Before driving to school, G found her old car seat in the garage and asked to ride in it. We had struggled over the same issue the day before, and I got angry. This time I did the weed-work, yielding a conversation all the way to school, the crux of which was summed up in one sentence: “I miss my baby life.”
In retrospect, it seemed easy to put the old car seat in the car and observe the results. G quickly found out it was not as comfortable as she expected. When I started asking gentle questions about what the car seat meant to her, she burst out, “I wan to stop having seems [nursing], but I feel like I can’t!

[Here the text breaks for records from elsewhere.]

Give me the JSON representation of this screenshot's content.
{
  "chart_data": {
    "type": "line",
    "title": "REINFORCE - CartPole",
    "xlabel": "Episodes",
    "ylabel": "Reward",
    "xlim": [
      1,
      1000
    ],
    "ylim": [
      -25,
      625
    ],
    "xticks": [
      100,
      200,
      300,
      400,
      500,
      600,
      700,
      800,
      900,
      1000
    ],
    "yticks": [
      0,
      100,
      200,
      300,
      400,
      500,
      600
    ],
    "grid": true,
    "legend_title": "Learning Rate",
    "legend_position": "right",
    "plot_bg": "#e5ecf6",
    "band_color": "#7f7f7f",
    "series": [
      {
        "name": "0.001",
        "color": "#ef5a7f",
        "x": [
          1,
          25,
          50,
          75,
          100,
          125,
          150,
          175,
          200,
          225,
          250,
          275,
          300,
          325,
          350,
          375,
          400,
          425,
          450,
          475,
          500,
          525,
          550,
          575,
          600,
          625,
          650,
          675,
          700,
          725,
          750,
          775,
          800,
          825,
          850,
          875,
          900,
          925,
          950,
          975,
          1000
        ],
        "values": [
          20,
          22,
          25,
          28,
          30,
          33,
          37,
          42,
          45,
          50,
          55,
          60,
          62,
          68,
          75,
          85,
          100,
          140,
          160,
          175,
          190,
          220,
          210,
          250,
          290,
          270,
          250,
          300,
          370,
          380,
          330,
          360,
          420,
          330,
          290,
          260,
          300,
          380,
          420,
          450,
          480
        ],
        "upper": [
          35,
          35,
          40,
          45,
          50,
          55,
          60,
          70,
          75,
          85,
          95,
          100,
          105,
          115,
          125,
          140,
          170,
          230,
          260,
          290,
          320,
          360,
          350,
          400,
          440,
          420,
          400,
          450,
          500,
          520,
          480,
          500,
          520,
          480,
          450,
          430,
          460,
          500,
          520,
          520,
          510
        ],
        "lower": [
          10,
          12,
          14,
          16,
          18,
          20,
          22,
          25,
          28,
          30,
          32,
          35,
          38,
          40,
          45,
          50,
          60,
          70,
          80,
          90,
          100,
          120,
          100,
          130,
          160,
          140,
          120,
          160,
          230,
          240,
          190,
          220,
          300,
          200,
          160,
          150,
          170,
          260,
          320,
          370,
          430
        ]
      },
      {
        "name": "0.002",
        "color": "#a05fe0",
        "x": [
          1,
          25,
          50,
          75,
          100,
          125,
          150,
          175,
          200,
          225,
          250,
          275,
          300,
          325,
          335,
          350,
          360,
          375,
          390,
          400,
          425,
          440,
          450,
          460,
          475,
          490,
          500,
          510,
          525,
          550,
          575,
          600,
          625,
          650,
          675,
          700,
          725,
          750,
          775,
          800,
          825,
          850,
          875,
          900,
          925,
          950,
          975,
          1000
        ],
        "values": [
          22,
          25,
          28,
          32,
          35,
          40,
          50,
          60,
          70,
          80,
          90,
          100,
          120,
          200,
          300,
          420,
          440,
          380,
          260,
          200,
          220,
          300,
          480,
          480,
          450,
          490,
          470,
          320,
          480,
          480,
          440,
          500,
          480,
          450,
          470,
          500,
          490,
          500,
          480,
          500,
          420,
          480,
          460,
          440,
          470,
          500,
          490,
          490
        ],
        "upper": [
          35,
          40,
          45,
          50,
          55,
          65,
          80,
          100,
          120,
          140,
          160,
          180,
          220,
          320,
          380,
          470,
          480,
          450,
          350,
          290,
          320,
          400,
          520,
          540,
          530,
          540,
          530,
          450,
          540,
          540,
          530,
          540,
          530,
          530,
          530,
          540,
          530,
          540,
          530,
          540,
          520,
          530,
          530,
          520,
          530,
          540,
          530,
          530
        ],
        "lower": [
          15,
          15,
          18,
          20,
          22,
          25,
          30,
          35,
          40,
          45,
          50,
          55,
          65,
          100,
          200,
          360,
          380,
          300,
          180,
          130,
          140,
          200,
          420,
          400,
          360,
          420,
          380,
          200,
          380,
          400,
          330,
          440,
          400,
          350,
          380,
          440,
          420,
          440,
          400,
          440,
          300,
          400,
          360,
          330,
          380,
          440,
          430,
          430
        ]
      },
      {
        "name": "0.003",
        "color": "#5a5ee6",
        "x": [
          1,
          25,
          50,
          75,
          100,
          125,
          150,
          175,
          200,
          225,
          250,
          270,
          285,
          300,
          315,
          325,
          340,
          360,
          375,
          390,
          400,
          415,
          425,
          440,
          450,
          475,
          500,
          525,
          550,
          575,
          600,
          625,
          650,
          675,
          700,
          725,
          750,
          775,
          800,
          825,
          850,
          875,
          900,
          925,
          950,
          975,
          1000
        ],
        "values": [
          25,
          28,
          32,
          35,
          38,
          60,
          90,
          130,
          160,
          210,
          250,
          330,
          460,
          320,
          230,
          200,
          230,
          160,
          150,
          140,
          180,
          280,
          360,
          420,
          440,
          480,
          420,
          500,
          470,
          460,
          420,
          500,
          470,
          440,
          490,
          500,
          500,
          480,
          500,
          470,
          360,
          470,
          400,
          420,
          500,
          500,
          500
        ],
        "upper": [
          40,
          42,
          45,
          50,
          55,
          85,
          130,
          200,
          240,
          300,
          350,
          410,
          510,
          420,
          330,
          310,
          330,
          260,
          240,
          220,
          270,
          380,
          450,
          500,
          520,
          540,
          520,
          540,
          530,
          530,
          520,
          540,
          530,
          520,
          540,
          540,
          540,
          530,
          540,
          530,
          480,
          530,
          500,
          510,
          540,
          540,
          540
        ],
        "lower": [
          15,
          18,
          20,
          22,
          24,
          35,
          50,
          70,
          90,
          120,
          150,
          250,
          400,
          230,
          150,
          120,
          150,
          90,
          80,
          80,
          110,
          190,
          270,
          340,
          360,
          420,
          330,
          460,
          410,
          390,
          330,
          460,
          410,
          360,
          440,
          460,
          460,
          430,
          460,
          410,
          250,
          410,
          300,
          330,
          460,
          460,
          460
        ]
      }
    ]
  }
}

I would weally miss my ni-time ones.” We talked about her sadness. “I weally loved my baby life, but I’m finking dat gwowing up might be weally good, too.” Growing up might be really good too. The mix of promise and fear; I knew it well.

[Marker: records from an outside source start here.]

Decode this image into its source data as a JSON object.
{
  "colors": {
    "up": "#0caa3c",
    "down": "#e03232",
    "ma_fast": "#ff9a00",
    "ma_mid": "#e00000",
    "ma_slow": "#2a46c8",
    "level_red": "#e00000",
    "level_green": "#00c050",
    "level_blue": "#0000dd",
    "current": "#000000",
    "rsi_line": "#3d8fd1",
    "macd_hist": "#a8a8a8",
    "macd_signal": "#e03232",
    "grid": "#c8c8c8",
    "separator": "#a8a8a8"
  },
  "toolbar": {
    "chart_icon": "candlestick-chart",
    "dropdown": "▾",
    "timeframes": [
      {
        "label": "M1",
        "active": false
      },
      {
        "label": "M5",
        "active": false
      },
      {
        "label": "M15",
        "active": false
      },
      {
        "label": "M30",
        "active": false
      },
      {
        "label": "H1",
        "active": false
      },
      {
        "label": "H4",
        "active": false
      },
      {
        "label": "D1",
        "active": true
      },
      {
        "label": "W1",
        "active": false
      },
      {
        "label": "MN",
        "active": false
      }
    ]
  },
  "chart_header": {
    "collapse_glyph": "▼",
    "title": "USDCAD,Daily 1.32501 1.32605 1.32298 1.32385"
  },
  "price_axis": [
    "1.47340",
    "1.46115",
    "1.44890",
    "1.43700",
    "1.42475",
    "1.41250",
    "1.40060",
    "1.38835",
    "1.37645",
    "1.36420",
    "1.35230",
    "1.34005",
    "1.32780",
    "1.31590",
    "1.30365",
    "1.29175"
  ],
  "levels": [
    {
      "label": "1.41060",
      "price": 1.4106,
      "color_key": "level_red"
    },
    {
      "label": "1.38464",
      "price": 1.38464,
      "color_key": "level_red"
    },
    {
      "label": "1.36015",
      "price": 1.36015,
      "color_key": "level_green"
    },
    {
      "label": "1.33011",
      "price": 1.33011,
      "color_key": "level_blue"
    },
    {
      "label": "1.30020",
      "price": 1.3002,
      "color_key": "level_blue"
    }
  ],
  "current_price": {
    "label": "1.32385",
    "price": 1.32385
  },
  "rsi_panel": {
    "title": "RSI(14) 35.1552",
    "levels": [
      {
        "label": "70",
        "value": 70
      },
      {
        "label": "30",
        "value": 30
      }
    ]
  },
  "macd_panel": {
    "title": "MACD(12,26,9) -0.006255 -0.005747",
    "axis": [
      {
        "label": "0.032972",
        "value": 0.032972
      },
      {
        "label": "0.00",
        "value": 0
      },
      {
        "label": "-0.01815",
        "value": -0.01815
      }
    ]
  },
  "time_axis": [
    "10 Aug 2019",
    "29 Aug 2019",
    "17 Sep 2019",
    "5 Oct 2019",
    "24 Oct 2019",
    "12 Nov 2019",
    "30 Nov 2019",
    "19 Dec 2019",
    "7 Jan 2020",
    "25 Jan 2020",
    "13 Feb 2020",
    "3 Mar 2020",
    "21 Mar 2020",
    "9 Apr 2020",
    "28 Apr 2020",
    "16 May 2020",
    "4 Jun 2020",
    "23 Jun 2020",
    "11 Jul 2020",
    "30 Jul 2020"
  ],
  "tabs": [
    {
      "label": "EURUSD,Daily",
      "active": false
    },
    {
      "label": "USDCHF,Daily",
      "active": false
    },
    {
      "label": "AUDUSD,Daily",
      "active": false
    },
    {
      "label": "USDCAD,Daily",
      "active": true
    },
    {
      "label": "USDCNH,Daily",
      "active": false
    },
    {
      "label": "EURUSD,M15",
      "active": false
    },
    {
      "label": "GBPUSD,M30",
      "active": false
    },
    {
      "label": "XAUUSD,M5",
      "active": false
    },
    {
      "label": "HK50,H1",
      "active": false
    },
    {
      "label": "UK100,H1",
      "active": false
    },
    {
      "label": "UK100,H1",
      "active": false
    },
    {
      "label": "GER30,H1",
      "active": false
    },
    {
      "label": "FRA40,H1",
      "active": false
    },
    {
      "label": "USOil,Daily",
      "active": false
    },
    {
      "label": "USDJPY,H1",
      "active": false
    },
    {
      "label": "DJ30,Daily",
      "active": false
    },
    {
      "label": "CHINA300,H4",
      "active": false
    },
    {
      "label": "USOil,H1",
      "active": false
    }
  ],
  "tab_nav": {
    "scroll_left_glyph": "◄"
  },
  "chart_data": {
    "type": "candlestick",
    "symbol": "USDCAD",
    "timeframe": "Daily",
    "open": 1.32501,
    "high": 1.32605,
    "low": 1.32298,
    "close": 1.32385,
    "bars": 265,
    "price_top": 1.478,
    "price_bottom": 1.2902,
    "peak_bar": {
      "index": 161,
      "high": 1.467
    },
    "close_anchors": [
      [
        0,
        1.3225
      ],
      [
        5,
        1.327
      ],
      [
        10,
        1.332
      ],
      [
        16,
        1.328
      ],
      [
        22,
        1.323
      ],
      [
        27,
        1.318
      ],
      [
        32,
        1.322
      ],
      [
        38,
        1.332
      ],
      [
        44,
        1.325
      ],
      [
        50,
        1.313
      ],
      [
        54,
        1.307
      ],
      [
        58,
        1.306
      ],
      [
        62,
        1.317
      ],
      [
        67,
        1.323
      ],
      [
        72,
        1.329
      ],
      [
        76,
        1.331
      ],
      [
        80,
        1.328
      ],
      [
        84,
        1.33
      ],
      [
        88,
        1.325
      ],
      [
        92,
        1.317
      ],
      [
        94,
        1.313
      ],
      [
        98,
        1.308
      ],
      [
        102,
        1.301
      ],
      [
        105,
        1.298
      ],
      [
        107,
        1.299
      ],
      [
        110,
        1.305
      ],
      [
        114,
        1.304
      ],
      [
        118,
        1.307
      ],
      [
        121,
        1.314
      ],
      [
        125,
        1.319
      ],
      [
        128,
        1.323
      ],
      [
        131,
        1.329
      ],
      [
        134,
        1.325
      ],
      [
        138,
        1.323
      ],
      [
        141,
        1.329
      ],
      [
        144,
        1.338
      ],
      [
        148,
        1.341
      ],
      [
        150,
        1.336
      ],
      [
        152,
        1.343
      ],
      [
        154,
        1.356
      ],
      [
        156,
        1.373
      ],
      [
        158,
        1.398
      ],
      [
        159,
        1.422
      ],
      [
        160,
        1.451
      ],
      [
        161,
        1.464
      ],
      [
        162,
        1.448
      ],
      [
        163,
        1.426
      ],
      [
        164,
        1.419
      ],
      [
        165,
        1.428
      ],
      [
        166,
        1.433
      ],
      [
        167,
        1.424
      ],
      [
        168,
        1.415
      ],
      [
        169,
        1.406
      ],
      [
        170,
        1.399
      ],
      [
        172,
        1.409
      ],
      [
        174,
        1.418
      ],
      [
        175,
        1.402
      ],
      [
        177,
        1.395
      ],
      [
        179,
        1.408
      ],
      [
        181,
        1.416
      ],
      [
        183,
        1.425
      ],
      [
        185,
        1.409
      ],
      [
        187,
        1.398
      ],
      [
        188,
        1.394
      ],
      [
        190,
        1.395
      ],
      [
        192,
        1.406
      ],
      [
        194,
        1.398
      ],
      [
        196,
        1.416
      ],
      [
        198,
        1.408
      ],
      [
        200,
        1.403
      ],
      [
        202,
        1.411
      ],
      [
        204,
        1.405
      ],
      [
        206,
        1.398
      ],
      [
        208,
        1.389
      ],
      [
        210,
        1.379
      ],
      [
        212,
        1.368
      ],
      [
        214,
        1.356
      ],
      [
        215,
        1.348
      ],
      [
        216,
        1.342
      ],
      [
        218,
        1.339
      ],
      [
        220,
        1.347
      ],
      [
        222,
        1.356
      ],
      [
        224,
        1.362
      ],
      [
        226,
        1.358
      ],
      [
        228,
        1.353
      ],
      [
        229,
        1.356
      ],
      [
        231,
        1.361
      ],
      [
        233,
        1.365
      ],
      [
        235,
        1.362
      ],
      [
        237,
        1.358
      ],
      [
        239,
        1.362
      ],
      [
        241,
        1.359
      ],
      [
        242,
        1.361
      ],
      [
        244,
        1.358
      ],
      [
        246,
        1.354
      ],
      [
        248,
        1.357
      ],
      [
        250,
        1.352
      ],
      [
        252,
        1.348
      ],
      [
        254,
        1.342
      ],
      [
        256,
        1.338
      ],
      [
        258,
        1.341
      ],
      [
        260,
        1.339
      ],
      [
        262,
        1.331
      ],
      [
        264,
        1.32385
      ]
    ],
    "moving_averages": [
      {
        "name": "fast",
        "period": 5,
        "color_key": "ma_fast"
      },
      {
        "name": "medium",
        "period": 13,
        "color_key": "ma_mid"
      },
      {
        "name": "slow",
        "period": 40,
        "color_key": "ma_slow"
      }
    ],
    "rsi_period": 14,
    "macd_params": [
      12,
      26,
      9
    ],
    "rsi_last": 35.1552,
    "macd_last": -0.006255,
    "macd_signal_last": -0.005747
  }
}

We discussed strategies for the morning, thereby getting down to just one nursing per day. Maybe craft supplies? “Maybe if you get pompoms, popsicwle sticks, gwitter gwue, an’ stickows, I’ll do a project forst ting in da moanin’. Dat might woak.” Glitter glue and stickers… that might work.
While G was in class, I drove around town running errands and selecting some craft materials. I purchased a large white tray and an assortment of supplies, deciding to present a general idea for G to find downstairs when she woke up the next morning. The first day, she jumped out of bed with enthusiasm. “Hey! Look, Papa! Dis is my magic pwoject and dis is my magic tway!”
We went three nights without nursing, and the Magic Tray was such a success that G wanted to get up earlier and earlier for it. One morning she got up to go to the bathroom at 4:30AM, and rather than turning back to bed, trotted down the dark stairs, braver than ever. I heard her talking to herself: “Is da magic tway out yet?”
Soon I discovered that she wanted this craft time to be for both of us, as the mimmis were. I loved that we might have found a tender way to cross this bridge. Adjusting my nighttime routine, I set up the Magic Tray, emptied the dishwasher, and prepared the kettle with a tea bag in my mug so I could sit down on one of her mini chairs and create, too.
Just in time for a setback. Cough. Cold. Fever. No school. I abandoned weaning efforts. A week later we were back on track, but bedtime remained a challenge. “Mama, I’m gonna be filled wif sad-mess to say goodbye to da mimmis.”